You’ve probably seen those neighborhood yard signs that boast a rainbow list of assertions, beginning with “Love is Love.” The idea is that whomever you choose to love, all love is the same…and any sort of love is acceptable, right and good. Whether you’re a woman who loves women, a man who loves men, siblings attracted to each other, a committed unmarried couple, two strangers hooking up or a person who loves another person’s spouse, “Love is Love” says go ahead if it makes you happy. In all likelihood, no one will condemn your choice if “that’s just the way you are.” But is that right?
Surveys have shown that half of U.S. Christians say that casual sex between consenting adults is “sometimes” or “always” acceptable (1), and that one in six Gen Z-ers identify as LGBT.(2) The Bible says God “isn’t okay” with that. This generation has experienced an enormous shift in the way it approaches sex and sexuality–and not just in what it views as acceptable or permissible. Sexual behavior and personal identity are linked together like never before, so that to disapprove of a sexual behavior is viewed as a condemnation of that person’s identity. But the Christian sexual ethic has never been that homosexuals are “bad” people, but that even wonderful people can sometimes fall into serious sin.
When we get to know people who are gay and they become our friends, “Love is Love” is a much easier attitude to profess than “Homosexuality is a sin.” But God clearly says the latter, and if we follow him, we should want to understand why. As Rebecca McLaughlin says in Confronting Christianity, “God created sex and marriage to give us a glimpse of what it means to be united to Christ.”(3) Over and over again in scripture, we see marriage used as metaphor for oneness, to describe the relationship between God and his people, God and the Church. In all instances, a love between differences is reflected. We are not the same as God. He is not the same as us, or as his church. The one-flesh aspect of marriage is meant to reflect the oneness desired between God and his people, and for them with one another. It is an intimacy that unites differences and goes far, far beyond the mingling of flesh.
Seminary president and New Testament professor Michael J. Kruger points out that the logic behind the “Love is Love” theme could be used to justify virtually any sexual behavior–even those that common decency would consider wrong, including pedophilia, incest or polygamy. “In the end,” he says, “the ‘everyone should get to be with the one they love’ argument just doesn’t work. It proves either too much or too little,” and “behaviors are not right simply because we are inclined to engage in them.”
1. “Half of U.S. Christians Say Casual Sex Between Consenting Adults is Sometimes or Always Acceptable,” Pew Research Center, August 31, 2020.
2. “One in Six Gen Z-ers “Identify” as LGBT” by John Stonestreet and Maria Baer, Breakpoint 3/5/21.
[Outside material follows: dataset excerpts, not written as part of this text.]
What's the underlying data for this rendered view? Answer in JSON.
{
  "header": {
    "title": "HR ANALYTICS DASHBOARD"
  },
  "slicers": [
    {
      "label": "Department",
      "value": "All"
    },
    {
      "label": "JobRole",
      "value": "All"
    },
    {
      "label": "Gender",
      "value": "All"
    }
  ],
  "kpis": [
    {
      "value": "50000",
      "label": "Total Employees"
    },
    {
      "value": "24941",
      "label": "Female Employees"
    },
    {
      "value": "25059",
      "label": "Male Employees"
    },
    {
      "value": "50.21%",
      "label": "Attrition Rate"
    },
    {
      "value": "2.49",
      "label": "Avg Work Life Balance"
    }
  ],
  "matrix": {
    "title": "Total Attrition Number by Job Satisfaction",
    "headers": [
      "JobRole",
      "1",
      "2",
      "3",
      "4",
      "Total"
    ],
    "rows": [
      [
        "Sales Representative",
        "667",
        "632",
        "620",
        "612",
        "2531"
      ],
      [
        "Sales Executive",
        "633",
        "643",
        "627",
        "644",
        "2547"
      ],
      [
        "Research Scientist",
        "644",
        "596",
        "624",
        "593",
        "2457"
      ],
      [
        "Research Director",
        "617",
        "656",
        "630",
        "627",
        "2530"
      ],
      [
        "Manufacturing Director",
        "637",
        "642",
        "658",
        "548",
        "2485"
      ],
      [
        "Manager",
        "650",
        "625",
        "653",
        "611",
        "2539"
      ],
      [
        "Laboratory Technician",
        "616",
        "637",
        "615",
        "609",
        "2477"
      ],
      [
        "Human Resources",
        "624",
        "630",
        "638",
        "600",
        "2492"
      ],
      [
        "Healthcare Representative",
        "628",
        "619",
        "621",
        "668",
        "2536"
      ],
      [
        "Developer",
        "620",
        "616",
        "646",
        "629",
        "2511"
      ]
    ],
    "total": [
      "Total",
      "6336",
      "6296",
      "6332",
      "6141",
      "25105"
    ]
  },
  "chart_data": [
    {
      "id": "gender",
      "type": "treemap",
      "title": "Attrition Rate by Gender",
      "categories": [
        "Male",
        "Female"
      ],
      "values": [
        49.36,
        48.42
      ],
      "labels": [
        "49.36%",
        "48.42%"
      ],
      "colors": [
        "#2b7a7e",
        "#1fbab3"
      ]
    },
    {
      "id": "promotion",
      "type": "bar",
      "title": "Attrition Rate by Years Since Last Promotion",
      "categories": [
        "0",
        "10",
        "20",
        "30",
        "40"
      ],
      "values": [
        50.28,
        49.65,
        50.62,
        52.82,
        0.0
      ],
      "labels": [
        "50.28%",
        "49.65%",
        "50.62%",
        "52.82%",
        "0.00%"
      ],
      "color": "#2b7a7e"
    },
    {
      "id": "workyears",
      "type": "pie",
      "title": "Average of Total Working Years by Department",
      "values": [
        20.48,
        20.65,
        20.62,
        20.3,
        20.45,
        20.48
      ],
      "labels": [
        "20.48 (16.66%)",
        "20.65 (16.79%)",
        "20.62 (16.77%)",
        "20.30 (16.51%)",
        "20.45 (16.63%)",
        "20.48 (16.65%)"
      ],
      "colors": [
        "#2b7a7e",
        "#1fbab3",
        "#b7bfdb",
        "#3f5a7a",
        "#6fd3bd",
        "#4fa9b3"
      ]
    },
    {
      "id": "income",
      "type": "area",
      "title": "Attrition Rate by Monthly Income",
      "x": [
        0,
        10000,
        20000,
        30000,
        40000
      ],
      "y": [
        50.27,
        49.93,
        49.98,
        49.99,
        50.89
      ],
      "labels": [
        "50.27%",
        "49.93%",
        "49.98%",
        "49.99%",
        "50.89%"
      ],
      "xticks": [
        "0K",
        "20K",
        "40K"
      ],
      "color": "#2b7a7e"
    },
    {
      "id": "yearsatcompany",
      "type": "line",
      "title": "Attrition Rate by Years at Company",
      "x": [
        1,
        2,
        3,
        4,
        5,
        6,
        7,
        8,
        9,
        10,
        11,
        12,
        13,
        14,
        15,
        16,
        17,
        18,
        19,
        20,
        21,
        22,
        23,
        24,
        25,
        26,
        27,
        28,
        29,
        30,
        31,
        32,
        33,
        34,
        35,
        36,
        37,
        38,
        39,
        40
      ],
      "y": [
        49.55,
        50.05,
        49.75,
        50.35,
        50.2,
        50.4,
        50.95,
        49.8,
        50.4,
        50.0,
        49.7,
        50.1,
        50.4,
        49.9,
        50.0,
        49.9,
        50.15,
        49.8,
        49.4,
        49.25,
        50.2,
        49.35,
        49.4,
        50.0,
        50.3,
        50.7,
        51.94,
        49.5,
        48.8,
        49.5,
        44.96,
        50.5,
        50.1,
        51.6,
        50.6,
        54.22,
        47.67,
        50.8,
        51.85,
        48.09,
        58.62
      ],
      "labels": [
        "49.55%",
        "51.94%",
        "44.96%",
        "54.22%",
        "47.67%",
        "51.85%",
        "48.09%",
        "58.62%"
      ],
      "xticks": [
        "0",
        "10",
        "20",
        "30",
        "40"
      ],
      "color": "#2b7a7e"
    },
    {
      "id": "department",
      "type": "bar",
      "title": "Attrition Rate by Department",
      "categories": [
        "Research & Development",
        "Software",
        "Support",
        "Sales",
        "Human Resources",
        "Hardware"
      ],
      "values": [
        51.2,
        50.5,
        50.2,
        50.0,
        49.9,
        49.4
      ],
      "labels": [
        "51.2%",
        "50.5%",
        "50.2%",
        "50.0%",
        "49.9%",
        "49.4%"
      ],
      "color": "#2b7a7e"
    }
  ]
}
3. Rebecca McLaughlin, Confronting Christianity, p. 155.
John 15:9-13 “As the Father has loved me, so have I loved you. Now remain in my love. If you keep my commands, you will remain in my love, just as I have kept my Father’s commands and remain in his love. I have told you this so that my joy may be in you and that your joy may be complete. My command is this: Love each other as I have loved you.”
Romans 1:24-27 Therefore God gave them over in the sinful desires of their hearts to sexual impurity for the degrading of their bodies with one another. They exchanged the truth about God for a lie, and worshiped and served created things rather than the Creator—who is forever praised. Amen. Because of this, God gave them over to shameful lusts. Even their women exchanged natural sexual relations for unnatural ones. In the same way the men also abandoned natural relations with women and were inflamed with lust for one another. Men committed shameful acts with other men, and received in themselves the due penalty for their error.
1 John 1:9 If we confess our sins, he is faithful and just and will forgive us our sins and purify us from all unrighteousness.
“There’s one girl on the soccer team who’s so sweet. Eva. We’ve actually just gotten closer this year because this is her first year on varsity but she’s a senior. After practice last week we just got to talking about my faith and stuff. I think her family is Christian. They seem like it. I don’t know, but at the game she was like: ‘So have you just chosen not to date anyone all of high school?’ ‘I mean, I haven’t really found a good guy… yet.’ ‘My family doesn’t know that I’m queer. So any girl I date has to be a secret. We’re in different situations. You, when you date a boy, you’re going to bring him home to your family and stuff. That’s why you’re looking for a “perfect” guy. But for me, I don’t get to show her to my family or anything.’ Hm. I never thought about that before. If it were up to me and I were God, I would say it’s ok to be gay, to love who you love, and do what makes you feel happy.” ~ ‘Eva’ in the Love Episode
“The same Scriptures that say no to same-sex sexual intimacy say a massive yes to intimacy of other kinds. Indeed, deep, Jesus-centered intimacy around shared mission should leave any cheap, hook-up versions of sexual intimacy in the dust.”
“Blue-blood heterosexuality is not the goal of the Christian life. Jesus is.”